Another way - is io::const_string, io::const_string is actually a smart pointer similar to boost::intrusive_ptr with atomic embedded reference counting strategy. io::const_string is designed to be immutable, so it's copy constructor simply increases reference count (shallow copy) rather then deep copy original character array. Let's use const_string in our previous example:

struct foo_t {
  io::const_string foo_str;
};

void print_foo(const foo_t& foo);

int main(int argc, const char** argv) {
  // this will construct empty const_string, with nullptr charter array
  // Anyway if you call foo.foo_str.data() it will return you "" not a nullptr
  foo_t foo;
  {
    char hello_word_str[] = "Hello world!";
    // this will deep copy stack memory into new heap memory block   
    foo.foo_str = io::const_string(hello_word_str);
    // ok, character array in heap, or "" when out of memory
    print_foo(foo);
  }
  // ok, character array in stack, or "" when out of memory
  print_foo(foo);
  return 0;
}

void print_foo(const foo_t& foo) {
   // this will simply increase reference count of character array
   io::const_string message = foo.foo_str;
   std::cout<< message << std::end;
}

Another benefit of const_string - unlike std::string, const_string constructor never throws including out of memory situation. This allows you to use const_string with compiler RTTI and exceptions off mode, without custom error handing by custom new and terminate handlers. So if you'd' like to check that const_string was successfully constructed, you always able to call empty() method. This method check underlying memory array is nullptr, witch is defined behavior for the new (std::nothrow) char[size] or malloc out of memory state. In the same time, io::const_string constructor will call a std::new_handler in case of out of memory.
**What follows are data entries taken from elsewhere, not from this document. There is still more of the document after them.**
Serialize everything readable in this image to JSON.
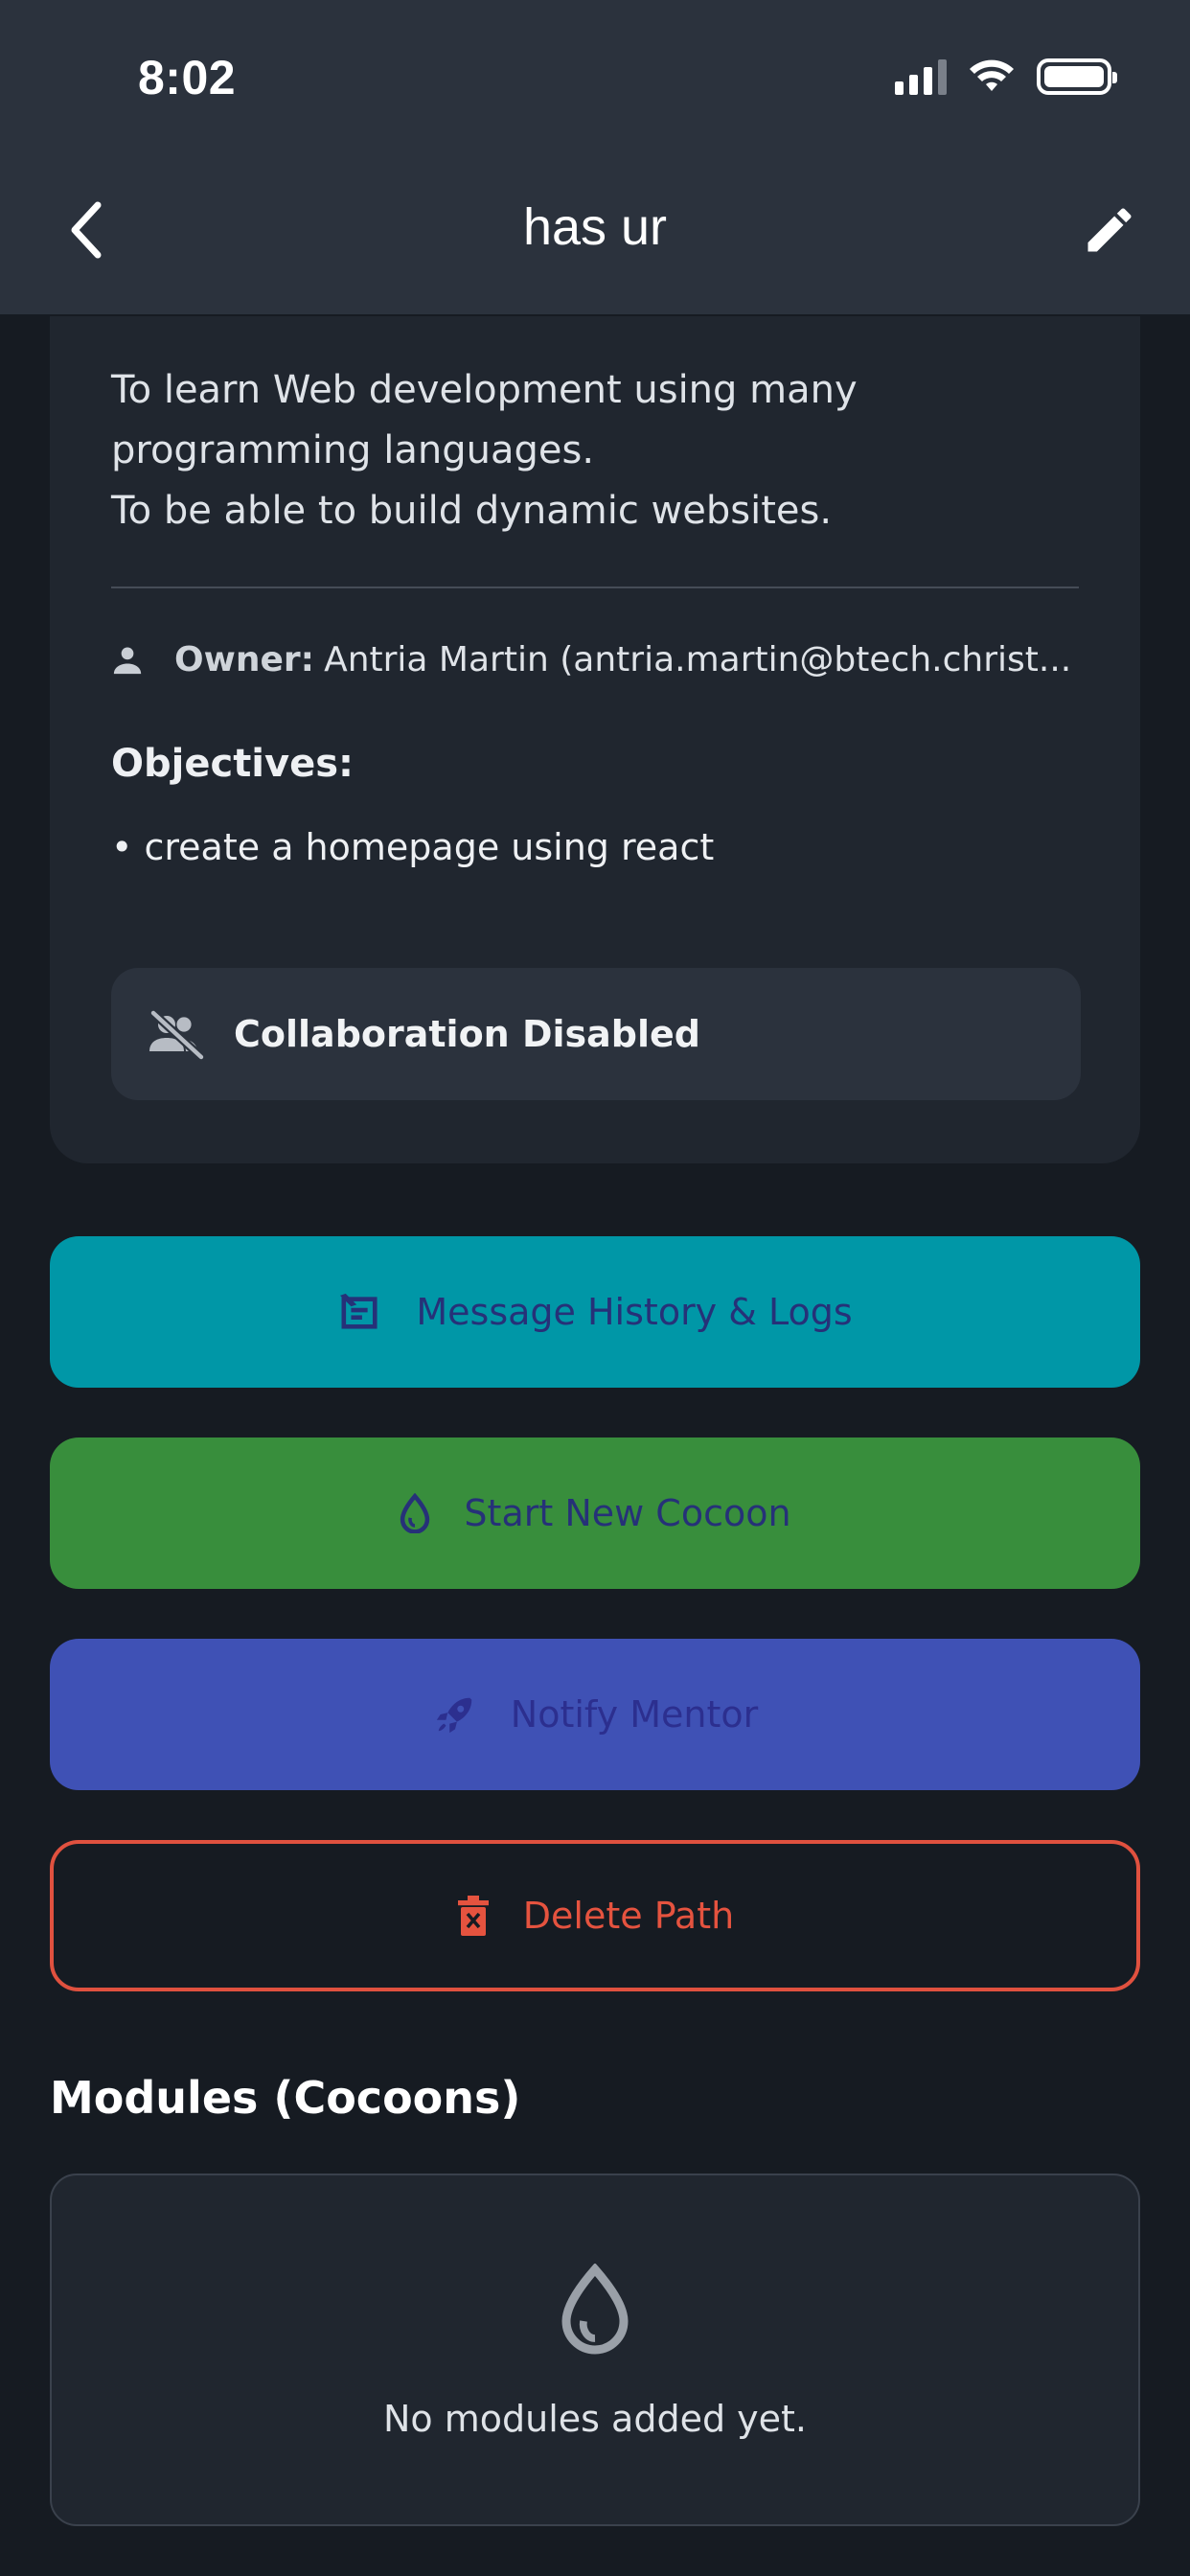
{
  "status_bar": {
    "time": "8:02"
  },
  "header": {
    "title": "has ur",
    "back_icon": "chevron-left-icon",
    "edit_icon": "pencil-icon"
  },
  "path_card": {
    "description": "To learn Web development using many\nprogramming languages.\nTo be able to build dynamic websites.",
    "owner_label": "Owner:",
    "owner_value": "Antria Martin (antria.martin@btech.christ...",
    "objectives_title": "Objectives:",
    "objectives": [
      "• create a homepage using react"
    ],
    "collaboration_status": "Collaboration Disabled"
  },
  "actions": {
    "message_history": "Message History & Logs",
    "start_cocoon": "Start New Cocoon",
    "notify_mentor": "Notify Mentor",
    "delete_path": "Delete Path"
  },
  "modules": {
    "title": "Modules (Cocoons)",
    "empty_text": "No modules added yet."
  },
  "colors": {
    "background": "#161b22",
    "header": "#2b323d",
    "card": "#20262f",
    "message_button": "#0097a7",
    "cocoon_button": "#388e3c",
    "notify_button": "#3f51b5",
    "delete_outline": "#e0513f"
  }
}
It is expected that you will store UTF-8 UNICODE characters (or ASCII/Latin1) inside const_string. When you need two or four bytes UNICODE representation, you are able to convert const_string into mutable std::basic_string using : convert_to_u16(), convert_to_u32() or convert_to_ucs member function for the system wchar_t UNICODE.

NOTE: GNU/Linux wchar_t is 32 bit long and storing UTF-32LE or UTF-32BE depending on CPU endian, when Windows wchar_t is always two bytes UTF-16LE no matter whether you using MS VC++ or MingGW[64] compiler.

Small string optimization (SSO)

To reduce memory usage and improve general performance by minimize atomic reference counting operations, const_string uses small string optimization technique in addition to copy on write. SSO applied for 14 (64 bit)/7(32 bit) character long strings.